In a new report, researchers from the Australian Regenerative Medicine Institute (ARMI) at Monash University, have found that a neuropeptide lacking in patients with diabetes promotes wound healing by acting on specific types of immune cells. They published their study, “CGRP sensory neurons promote tissue healing via neutrophils and macrophages” in the latest issue of Nature.
The impacts of poor wound healing ability are widespread, so understanding the mechanisms underlying how the process occurs will have a broad impact for individuals and healthcare globally.
“In adults with diabetes alone—where poor blood flow can lead to quickly worsening wounds that are often very slow or impossible to heal—the lifetime risk of developing a diabetic foot ulcer (DFU), the most common diabetes-related wound, is 20–35 percent and this number is rising with increased longevity and medical complexity of people with diabetes,” stated lead author, Yen-Zhen Lu, PhD, an investigator at ARMI.
Nociceptors—neurons that sense pain, tissue damage, and inflammation, among other functions—respond to wounds by producing a neuropeptide called calcitonin gene-related peptide (CGRP). “Nociceptor endings grow into injured skin and muscle tissues and signal to immune cells through the neuropeptide CGRP during the healing process,” the authors wrote. Immune cell response in neutrophils, monocytes, and macrophages are modified to encourage active repair in the region.

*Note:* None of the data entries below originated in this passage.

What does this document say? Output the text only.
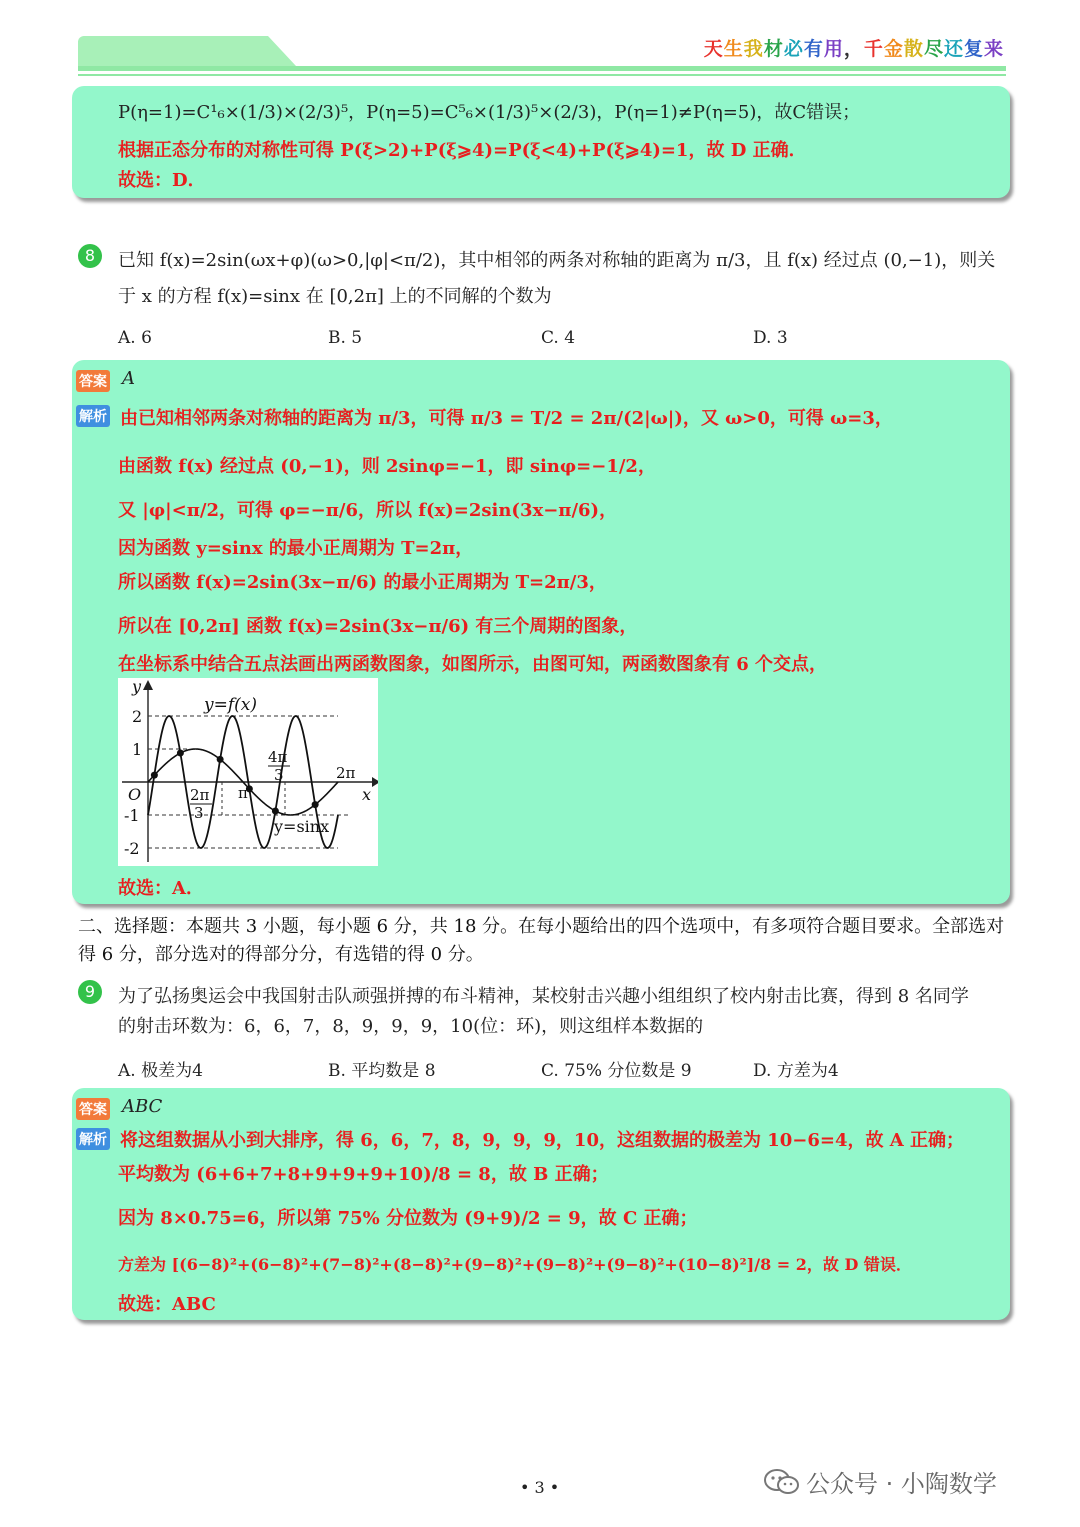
天生我材必有用，千金散尽还复来
P(η=1)=C¹₆×(1/3)×(2/3)⁵，P(η=5)=C⁵₆×(1/3)⁵×(2/3)，P(η=1)≠P(η=5)，故C错误；
根据正态分布的对称性可得 P(ξ>2)+P(ξ⩾4)=P(ξ<4)+P(ξ⩾4)=1，故 D 正确．
故选：D．
8	已知 f(x)=2sin(ωx+φ)(ω>0,|φ|<π/2)，其中相邻的两条对称轴的距离为 π/3，且 f(x) 经过点 (0,−1)，则关
于 x 的方程 f(x)=sinx 在 [0,2π] 上的不同解的个数为
A. 6	B. 5	C. 4	D. 3
答案 A
解析 由已知相邻两条对称轴的距离为 π/3，可得 π/3 = T/2 = 2π/(2|ω|)，又 ω>0，可得 ω=3，
由函数 f(x) 经过点 (0,−1)，则 2sinφ=−1，即 sinφ=−1/2，
又 |φ|<π/2，可得 φ=−π/6，所以 f(x)=2sin(3x−π/6)，
因为函数 y=sinx 的最小正周期为 T=2π，
所以函数 f(x)=2sin(3x−π/6) 的最小正周期为 T=2π/3，
所以在 [0,2π] 函数 f(x)=2sin(3x−π/6) 有三个周期的图象，
在坐标系中结合五点法画出两函数图象，如图所示，由图可知，两函数图象有 6 个交点，
y
x
O
2
1
-1
-2
y=f(x)
y=sinx
2π
3
π
4π
3	2π
故选：A．
二、选择题：本题共 3 小题，每小题 6 分，共 18 分。在每小题给出的四个选项中，有多项符合题目要求。全部选对
得 6 分，部分选对的得部分分，有选错的得 0 分。
9	为了弘扬奥运会中我国射击队顽强拼搏的布斗精神，某校射击兴趣小组组织了校内射击比赛，得到 8 名同学
的射击环数为：6，6，7，8，9，9，9，10(位：环)，则这组样本数据的
A. 极差为4	B. 平均数是 8	C. 75% 分位数是 9	D. 方差为4
答案 ABC
解析 将这组数据从小到大排序，得 6，6，7，8，9，9，9，10，这组数据的极差为 10−6=4，故 A 正确；
平均数为 (6+6+7+8+9+9+9+10)/8 = 8，故 B 正确；
因为 8×0.75=6，所以第 75% 分位数为 (9+9)/2 = 9，故 C 正确；
方差为 [(6−8)²+(6−8)²+(7−8)²+(8−8)²+(9−8)²+(9−8)²+(9−8)²+(10−8)²]/8 = 2，故 D 错误．
故选：ABC
• 3 •	公众号 · 小陶数学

Individuals with diseases like diabetes or elderly people have reduced production of CGRP, leading to poor, inefficient, or incomplete wound healing. The new study explores the impact of CGRP alone by introducing it into diabetic mice as well as mice without nociceptors. “Delivery of an engineered version of CGRP accelerated wound healing and promoted muscle regeneration,” the authors wrote. “Remarkably, this neuropeptide acts on immune cells to control them, facilitating tissue healing after injury,” added co-author Mikaël Martino, PhD, associate professor, ARMI.
These results could have a significant impact on regenerative medicine and wound care, especially for people with chronic conditions resulting in a reduced ability to heal wounds. Martino said his team’s findings “could transform regenerative medicine, because it sheds light on the crucial role of sensory neurons in orchestrating the repair and regeneration of tissues, offering promising implications for improving patient outcomes.” Future therapies developed to address wound care can progress from symptom management to addressing and assisting with treating early stages of wound healing.
“This study has uncovered significant implications for advancing our understanding of the tissue healing process after acute injury,” Martino concluded. “Harnessing the potential of this neuro-immuno-regenerative axis opens new avenues for effective therapies, whether as standalone treatments or in combination with existing therapeutic approaches.”